Trenitalia : après le « grand développement », l’étape de la consolidation
La cinquième année de la compagnie italienne en France sera placée sous le signe de la « consolidation de l’offre ». Pas de nouvelles lignes donc, mais un intérêt accru envers sa clientèle, que Trenitalia espère désormais fidéliser.
L’année 2025 était celle du « développement à grande vitesse », durant laquelle Trenitalia avait enfin pu se relancer sur le Paris-Milan, puis s’essayer au Paris-Marseille. Une expansion traduite par des chiffres solides, que Marco Caposciutti, président de Trenitalia France, et Fabrice Toledano, directeur marketing de la compagnie, ont présenté à la presse ce mardi. L’entreprise totalise ainsi plus de 4,7 millions de voyageurs depuis 2021, dont 1,8 million en 2025.
Ses revenus atteignent quant à eux 90 millions d’euros en 2025, contre 40 millions en 2024 – ce qui ne permet pas encore à la compagnie d’atteindre la rentabilité cette année. « La priorité est donnée aux investissements et au développement », soulignent, tour à tour, les deux représentants.
L’arrivée de Trenitalia France sur les lignes à grande vitesse a par ailleurs eu un impact direct sur le marché, agissant comme un facteur de dynamisation et forçant l’opérateur historique à réagir. Cette dynamique concurrentielle avait engendré une baisse notable des tarifs, notée notamment par Trainline : sur la ligne Paris-Marseille, une diminution des prix de l’ordre de près de 30% a été observée, tandis que la baisse sur l’axe Paris-Lyon était estimée à environ 10%.
14 Mania
Trenitalia France, c’est ainsi 11 destinations desservies – une offre soutenue par l’augmentation du parc ferroviaire, passé à 9 rames.
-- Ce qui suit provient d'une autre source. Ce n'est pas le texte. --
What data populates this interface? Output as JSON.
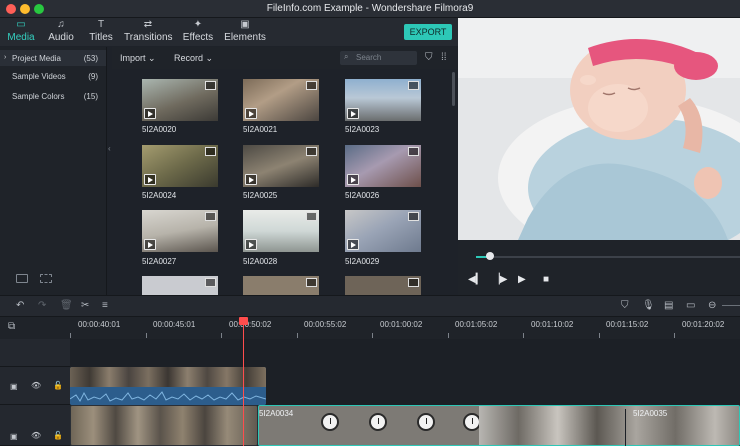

Et désormais, 14 allers-retours entre Paris et Lyon, la destination principale de la compagnie. C’est d’ailleurs au cœur de la campagne de promotion de la compagnie, en cette fin d’année. L’augmentation de la fréquence, ce 14 décembre, sera l’occasion pour Trenitalia de lancer la « 14 mania » – affichages, spots publicitaires… Et, surtout, la vente de billets à 14 euros entre Paris et Lyon le jour du lancement.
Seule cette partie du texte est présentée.